En defensa de la calderilla

El dinero en efectivo pasa una mala racha. Al Bizum, al Apple Pay y a la reserva a tocar manos desconocidas –aunque sea vía billetes y monedas– propia de una emergencia sanitaria mundial, se une ahora la voluntad del Gobierno, que ha declarado públicamente su intención de erradicar el pago en moneda.

En previsión a la crisis económica que vendrá de la mano de la nueva normalidad, el Grupo Parlamentario Socialista ha presentado una batería de medidas que buscan combatir el fraude fiscal y la economía sumergida. Entre ellas, se encuentra “la eliminación gradual del pago en efectivo, con el horizonte de su desaparición definitiva”.

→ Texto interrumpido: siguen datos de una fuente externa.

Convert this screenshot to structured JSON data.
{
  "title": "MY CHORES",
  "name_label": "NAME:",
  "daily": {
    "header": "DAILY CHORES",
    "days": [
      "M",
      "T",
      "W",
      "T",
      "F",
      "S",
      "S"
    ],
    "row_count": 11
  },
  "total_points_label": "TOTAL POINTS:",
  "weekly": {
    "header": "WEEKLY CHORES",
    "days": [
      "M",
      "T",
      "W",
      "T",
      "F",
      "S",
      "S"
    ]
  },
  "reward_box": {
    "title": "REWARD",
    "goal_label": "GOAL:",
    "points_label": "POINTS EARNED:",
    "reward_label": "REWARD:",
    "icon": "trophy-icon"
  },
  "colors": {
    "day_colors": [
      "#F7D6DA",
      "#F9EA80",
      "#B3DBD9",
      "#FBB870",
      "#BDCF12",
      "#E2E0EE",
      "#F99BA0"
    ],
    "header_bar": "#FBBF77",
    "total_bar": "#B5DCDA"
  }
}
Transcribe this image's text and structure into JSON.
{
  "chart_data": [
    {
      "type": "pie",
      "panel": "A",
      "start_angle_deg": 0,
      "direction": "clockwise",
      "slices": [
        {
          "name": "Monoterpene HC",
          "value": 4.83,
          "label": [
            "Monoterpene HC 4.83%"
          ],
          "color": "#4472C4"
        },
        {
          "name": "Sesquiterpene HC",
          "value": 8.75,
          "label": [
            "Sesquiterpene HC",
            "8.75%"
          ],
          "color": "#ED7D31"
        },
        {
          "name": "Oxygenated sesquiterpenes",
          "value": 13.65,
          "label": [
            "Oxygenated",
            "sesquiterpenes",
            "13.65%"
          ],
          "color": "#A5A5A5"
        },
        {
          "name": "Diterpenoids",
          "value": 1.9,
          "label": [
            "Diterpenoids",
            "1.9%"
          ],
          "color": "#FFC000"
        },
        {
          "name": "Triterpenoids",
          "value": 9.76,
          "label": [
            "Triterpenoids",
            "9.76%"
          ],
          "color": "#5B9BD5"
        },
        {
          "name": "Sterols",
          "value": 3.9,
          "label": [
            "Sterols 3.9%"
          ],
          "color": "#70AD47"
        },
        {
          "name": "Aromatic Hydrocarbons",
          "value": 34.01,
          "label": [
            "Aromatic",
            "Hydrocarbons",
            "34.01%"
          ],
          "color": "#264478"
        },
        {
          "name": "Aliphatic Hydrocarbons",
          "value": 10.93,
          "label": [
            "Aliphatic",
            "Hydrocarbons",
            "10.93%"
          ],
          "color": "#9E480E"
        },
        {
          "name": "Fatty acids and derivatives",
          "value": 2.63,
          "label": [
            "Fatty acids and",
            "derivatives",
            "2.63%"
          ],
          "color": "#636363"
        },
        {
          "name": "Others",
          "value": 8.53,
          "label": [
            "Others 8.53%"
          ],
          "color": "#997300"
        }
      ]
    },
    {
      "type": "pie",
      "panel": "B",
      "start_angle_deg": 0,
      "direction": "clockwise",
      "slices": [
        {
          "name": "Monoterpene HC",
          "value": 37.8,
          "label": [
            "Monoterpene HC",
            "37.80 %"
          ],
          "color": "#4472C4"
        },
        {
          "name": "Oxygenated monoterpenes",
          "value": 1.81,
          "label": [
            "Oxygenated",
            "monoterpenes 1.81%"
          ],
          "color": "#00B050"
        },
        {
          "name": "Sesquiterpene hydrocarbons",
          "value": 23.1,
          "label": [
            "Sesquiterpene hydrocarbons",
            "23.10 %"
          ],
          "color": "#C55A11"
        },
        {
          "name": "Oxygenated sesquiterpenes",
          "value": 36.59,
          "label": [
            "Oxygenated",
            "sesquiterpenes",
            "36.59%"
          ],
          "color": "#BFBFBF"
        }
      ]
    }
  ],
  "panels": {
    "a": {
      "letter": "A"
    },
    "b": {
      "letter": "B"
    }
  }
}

La iniciativa del Ejecutivo no es ni anómala en nuestro entorno (algunos países europeos ya han transitado por este camino y tienen límites más severos para el pago en metálico) ni peregrina: no en vano, el uso de efectivo es cada vez menos popular (especialmente entre los jóvenes) y la OMS ha recomendado el pago con tarjeta mientras dure el contexto de pandemia.

Pero, por muy oportuno que sea el debate acerca de los límites que deban imponerse al pago en metálico, su completa supresión no deja de ser, como mantiene el Banco Central Europeo, una pésima idea.

El pago en metálico es un método absolutamente democrático: todos podemos efectuar una compra o una venta por medio de billetes y monedas, sin necesidad de disponer de ninguna tecnología ni de adscribirnos a un banco o proveedor de servicios de pago.

La supresión del pago en efectivo conlleva una dependencia de los prestadores de servicios de pagos electrónicos

De ahí que su supresión tenga dos consecuencias inevitables. La primera: supone la exclusión de muchos operadores; bien porque, por sus circunstancias como pagadores, no tienen acceso a los medios con los que llevar a cabo un pago electrónico (más allá de la miopía metropolitana y generacional, el efectivo sigue siendo absolutamente predominante tanto en zonas rurales como entre la tercera edad), bien por no contar los instrumentos para aceptar un pago que no sea en efectivo (¿qué sería de la música callejera?).

En segundo lugar, la supresión del pago en efectivo conlleva una total dependencia de los prestadores de servicios de pagos electrónicos y de su tecnología. Por una parte, los euros y monedas no necesitan de ningún soporte –susceptible de fallar– para desarrollar su función. Por otra, porque supone delegar la totalidad del tráfico de pago en un grupo reducido de empresas.

Ahora mismo, es imposible establecer un canon a una transacción en efectivo pero, de ser suprimido, nada obsta a que los proveedores del servicio fijen en el futuro una comisión para cada operación.

Y por último, el pago en metálico es discreto y privado. No es necesario tener nada que ocultar para no querer que nuestras compras aparezcan en el zoco de los datos; ni para aborrecer que las empresas nos bombardeen con publicidad personalizada según todos nuestros pagos. En la era de las cookies, pagar en metálico sirve como escapismo.

No es necesario ser naif: los métodos de pago electrónicos están para quedarse y para tomar cada vez un papel más protagonista, en sus formas actuales y en las que estén por desarrollarse. Pero no por ello hemos de renunciar al derecho a la libre y anónima calderilla.

Guillermo Setién es abogado ejerciente, especializado en Derecho Regulatorio y en litigación financiera.